Porcupine fish are shy and solitary. They’re not fantastic swimmers and balloon out to beach ball proportions when frightened, so I consider them the nerds of the fish world. The Sergeants are mooches. Wherever you swim, they follow you around, “Hey, hey, you got any food? Yeah, you with the big eyes and the tube sticking out of the water! C’mon, I’ll wash your mask for you! Just a little food??The Mooches Butterflyfish are beautiful and they know it. Snobs. Squirrelfish and Soldierfish hang out under ledges, in the dark, waiting to mug unsuspecting Porcupine fish. I could go on and on…no wait, come back, I’ll stop!


Hello, my name is Princess and I’m a fish-a-holic.


Very well, changing topics…


We continue to be busy. Yesterday, we said goodbye, or rather “ciao”, to our Italian guests. This week, Italians are Prez’s favorite nationality – he has a new favorite nationality every week. I have to admit, though, Prez may be a closet Italian. All I can tell you is there was a lot of loud talking, laughing, and crazy gesticulating going on this week, and for once it wasn’t all being done by my husband!
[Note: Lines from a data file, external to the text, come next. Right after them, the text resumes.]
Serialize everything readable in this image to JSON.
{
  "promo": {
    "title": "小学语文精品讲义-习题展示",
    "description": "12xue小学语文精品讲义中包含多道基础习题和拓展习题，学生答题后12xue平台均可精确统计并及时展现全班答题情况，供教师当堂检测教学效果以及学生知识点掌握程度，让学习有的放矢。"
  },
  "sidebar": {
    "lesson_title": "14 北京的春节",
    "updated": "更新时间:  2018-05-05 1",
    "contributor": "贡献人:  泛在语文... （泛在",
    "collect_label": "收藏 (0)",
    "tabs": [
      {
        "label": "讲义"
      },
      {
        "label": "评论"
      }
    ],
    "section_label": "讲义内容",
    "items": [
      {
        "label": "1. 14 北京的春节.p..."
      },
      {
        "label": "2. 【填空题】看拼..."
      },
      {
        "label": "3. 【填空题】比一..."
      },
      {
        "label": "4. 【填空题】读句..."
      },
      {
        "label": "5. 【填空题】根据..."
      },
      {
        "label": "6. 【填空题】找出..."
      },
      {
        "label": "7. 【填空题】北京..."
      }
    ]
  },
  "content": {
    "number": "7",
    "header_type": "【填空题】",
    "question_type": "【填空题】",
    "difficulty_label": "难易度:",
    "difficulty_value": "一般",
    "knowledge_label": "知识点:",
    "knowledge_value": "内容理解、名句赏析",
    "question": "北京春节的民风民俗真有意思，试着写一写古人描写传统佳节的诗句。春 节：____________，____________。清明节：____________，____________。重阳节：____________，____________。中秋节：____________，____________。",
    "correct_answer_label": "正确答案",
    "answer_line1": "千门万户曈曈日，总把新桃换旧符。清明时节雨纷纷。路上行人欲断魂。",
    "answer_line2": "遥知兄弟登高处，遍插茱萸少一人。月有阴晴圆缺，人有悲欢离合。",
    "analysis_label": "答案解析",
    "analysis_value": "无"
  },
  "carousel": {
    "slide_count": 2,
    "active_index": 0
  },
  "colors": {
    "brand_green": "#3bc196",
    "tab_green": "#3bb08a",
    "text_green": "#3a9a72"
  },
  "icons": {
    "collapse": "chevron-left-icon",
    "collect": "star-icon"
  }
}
(The guy with the long hair is a Canuck – you can tell because he’s thinking polite thoughts – the rest are our Italian friends. Hmm, maybe it wasn’t just the pasta that made Prez’s eyes pop out?)

The Italians and a Canuck

Well, I suppose I should get back to work. The rain has returned and the clouds and I are playing laundry roulette. Will I get the sheets off the line before the next deluge? Tune in next week and find out! For now, think of me the next time it absolutely, positively has to get there overnight!

Oh, I almost forgot! I have to put in a shameless plug for our friend David Jacox and his company davewear. So, if you are a Dave, or know a Dave, or wish you were a Dave, then please have a glance at some of the very witty T-shirts offered by a couple of good Canadian kids! And, if you buy anything, tell ’em the Princess sent you.  


QUESTION: What is with those ants?


Until next week, I hope this finds you healthy, & lovin’ life!

The Princess


p.s. I had quite a few people respond to last week’s Coconut Chronicle, all informing me they agree with Prez, and confirming his theory that I am not allowed to complain about the heat. Of course, I deleted all your emails before he could read them! Mwa ha ha!